As some of you may know, I am currently an English and Secondary Education major. My ultimate goal is to become a high school English teacher.
I have always had a love of books. My mom worked to get me to start reading before I was even in kindergarten, and I could read a few short children's books on my own at that point. As I worked my way through school, I had a few teachers who nutured that love of books. The librarian would let me check out books from a section with a higher reading level, even though she generally looked down upon this. My second grade teacher read us a few chapters from various books each day, to calm us down after recess. My fourth grade class had BookIt!, with which you could get free pizza from pizza hut just for reading a certain amount of books in a set period of time. In middle school, I was able to take a class solely devoted to reading and found myself working with books, thinking about them and analyzing them, in ways I never had attempted before. Through high school, I read the classics and a few up-and-coming novels that really got me thinking about the world and how it works. Books have always guided me, and I've found that comforting.

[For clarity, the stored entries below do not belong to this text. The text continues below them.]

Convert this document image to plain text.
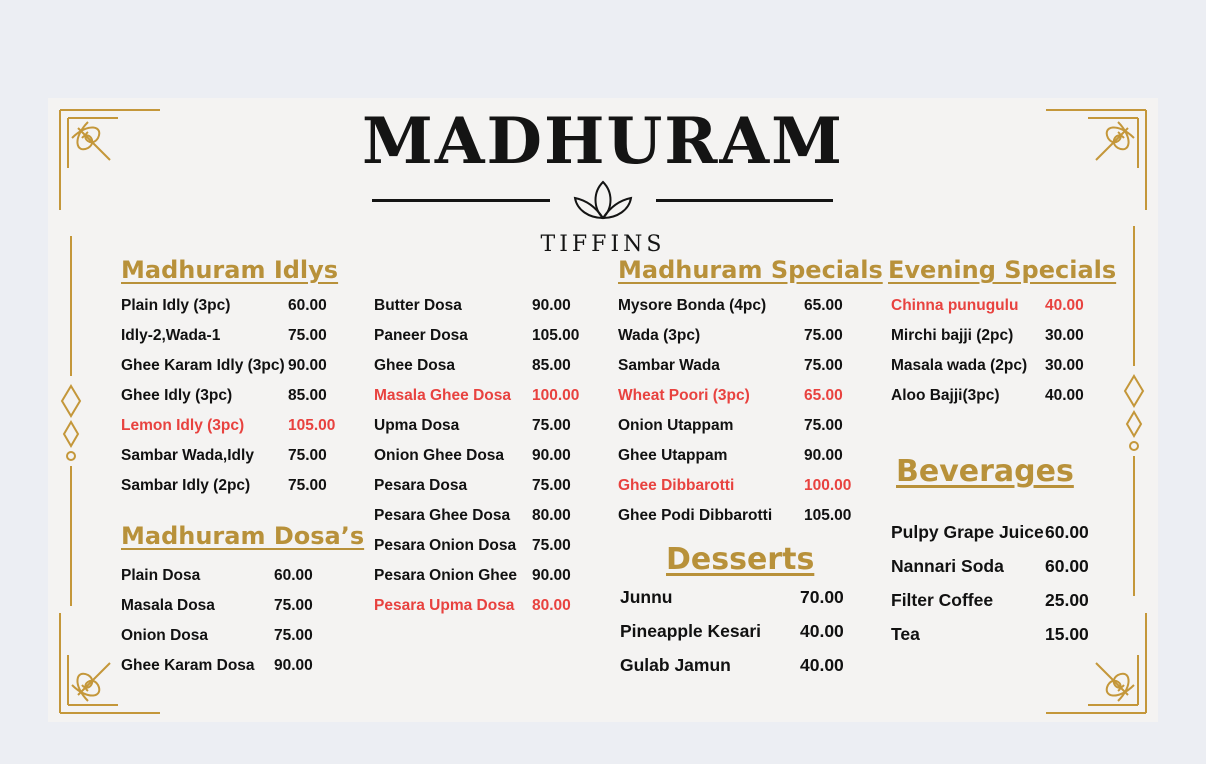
MADHURAM
TIFFINS
Madhuram Idlys
Madhuram Dosa’s
Madhuram Specials
Desserts
Evening Specials
Beverages
Plain Idly (3pc)	60.00
Idly-2,Wada-1	75.00
Ghee Karam Idly (3pc) 90.00
Ghee Idly (3pc)	85.00
Lemon Idly (3pc)	105.00
Sambar Wada,Idly 75.00
Sambar Idly (2pc) 75.00
Plain Dosa	60.00
Masala Dosa	75.00
Onion Dosa	75.00
Ghee Karam Dosa 90.00
Butter Dosa	90.00
Paneer Dosa	105.00
Ghee Dosa	85.00
Masala Ghee Dosa 100.00
Upma Dosa	75.00
Onion Ghee Dosa 90.00
Pesara Dosa	75.00
Pesara Ghee Dosa 80.00
Pesara Onion Dosa 75.00
Pesara Onion Ghee 90.00
Pesara Upma Dosa 80.00
Mysore Bonda (4pc) 65.00
Wada (3pc)	75.00
Sambar Wada	75.00
Wheat Poori (3pc)	65.00
Onion Utappam	75.00
Ghee Utappam	90.00
Ghee Dibbarotti	100.00
Ghee Podi Dibbarotti 105.00
Junnu	70.00
Pineapple Kesari 40.00
Gulab Jamun	40.00
Chinna punugulu 40.00
Mirchi bajji (2pc) 30.00
Masala wada (2pc) 30.00
Aloo Bajji(3pc)	40.00
Pulpy Grape Juice 60.00
Nannari Soda 60.00
Filter Coffee	25.00
Tea	15.00
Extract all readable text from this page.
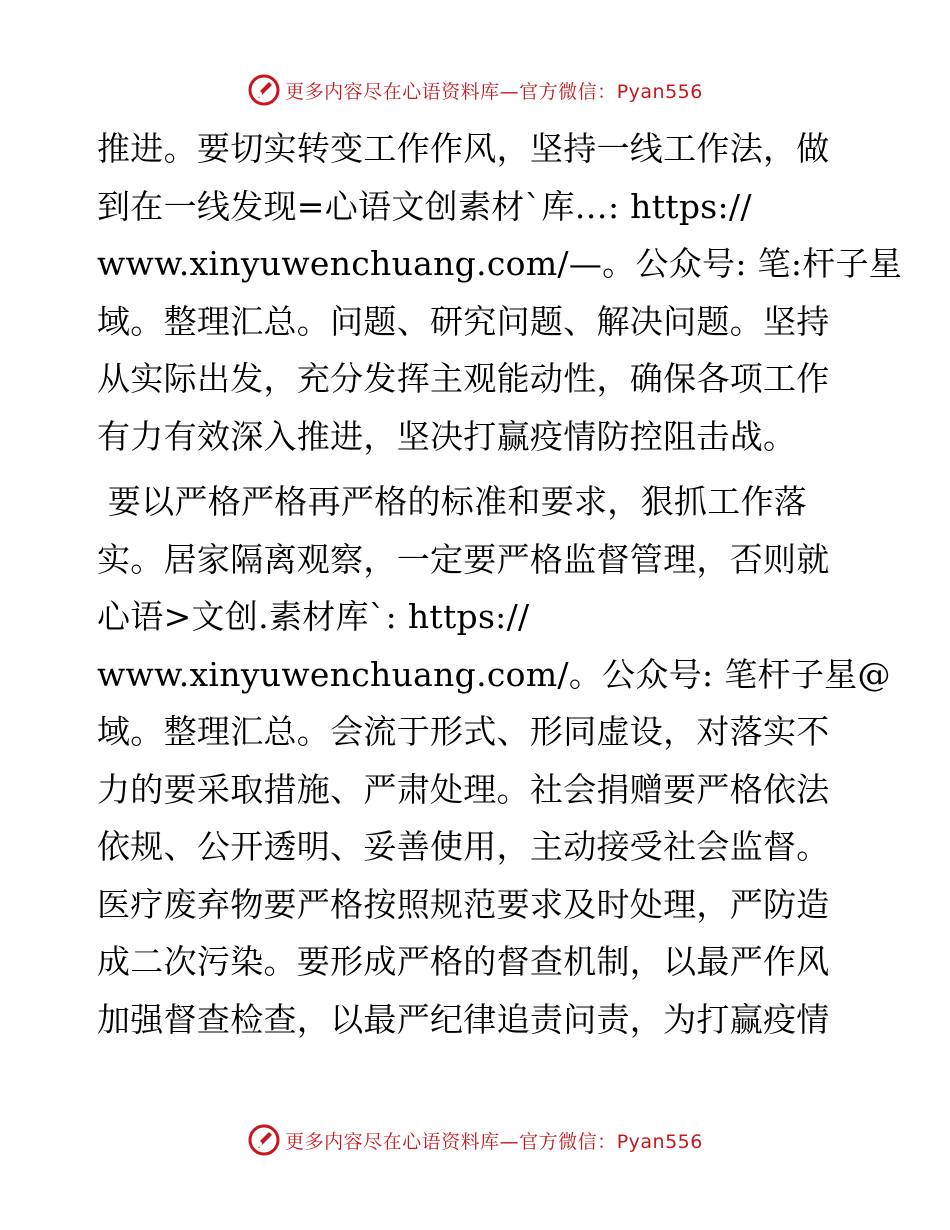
更多内容尽在心语资料库—官方微信：Pyan556
推进。要切实转变工作作风，坚持一线工作法，做
到在一线发现=心语文创素材`库…: https://
www.xinyuwenchuang.com/—。公众号: 笔:杆子星
域。整理汇总。问题、研究问题、解决问题。坚持
从实际出发，充分发挥主观能动性，确保各项工作
有力有效深入推进，坚决打赢疫情防控阻击战。
要以严格严格再严格的标准和要求，狠抓工作落
实。居家隔离观察，一定要严格监督管理，否则就
心语>文创.素材库`: https://
www.xinyuwenchuang.com/。公众号: 笔杆子星@
域。整理汇总。会流于形式、形同虚设，对落实不
力的要采取措施、严肃处理。社会捐赠要严格依法
依规、公开透明、妥善使用，主动接受社会监督。
医疗废弃物要严格按照规范要求及时处理，严防造
成二次污染。要形成严格的督查机制，以最严作风
加强督查检查，以最严纪律追责问责，为打赢疫情
更多内容尽在心语资料库—官方微信：Pyan556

It's been the same way with writing. As evident with this blog, I love to write just for the heck of it. I don't ever need to be a published author making money, as long as I have somewhere I can express myself with words.
When it came time for college, I had to settle down and decide what direction I wanted my life to take. It was almost effortless. I knew I wanted a job where I could share my passion with others, where I could possibly inspire another to find a love with books similar to mine. Teaching offered this. Hence, I went forth down the educational track.
Now, though, as I sit in college classes reading Beowulf, Native American creation literature and adolescent lit, like Twilight and Speak, I wonder if this career path is going to be as rewarding as I hoped. I see others pursuing degrees in Engineering, in Medicine, in Law, in Criminal Justice, all careers that will offer a direct impact on the outside world.
With English, there's not much room for an impact. Literary canon hasn't changed for years, aside from a few modern works being incorporated in with curriculum. Reading books isn't going to make daily life easier for the average American, as engineering would. I'm not going to be saving a life, as a doctor might. I'm not making the streets any less full of crime.
I'm beginning to wonder why, if I have always wanted to impact someone or something's life, did I not choose a career where this impact would be certain.
Because making a teenager love books in an age when information is available in just minutes via television, video and the internet is going to be a difficult task.
I don't think I will ever change majors or switch my plans. I'm just going to have to work that much harder at the task I've set myself to and hope that I fulfill my original intentions.
And still, after all this thought on the subject, I know I will be happiest spending my days reading and writing, and I suppose that is the most important thing. If I, myself, am not happy, I can't expect to do much good for others anyway, regardless of any degree I may have obtained, so I'll just keep going with my instinct here.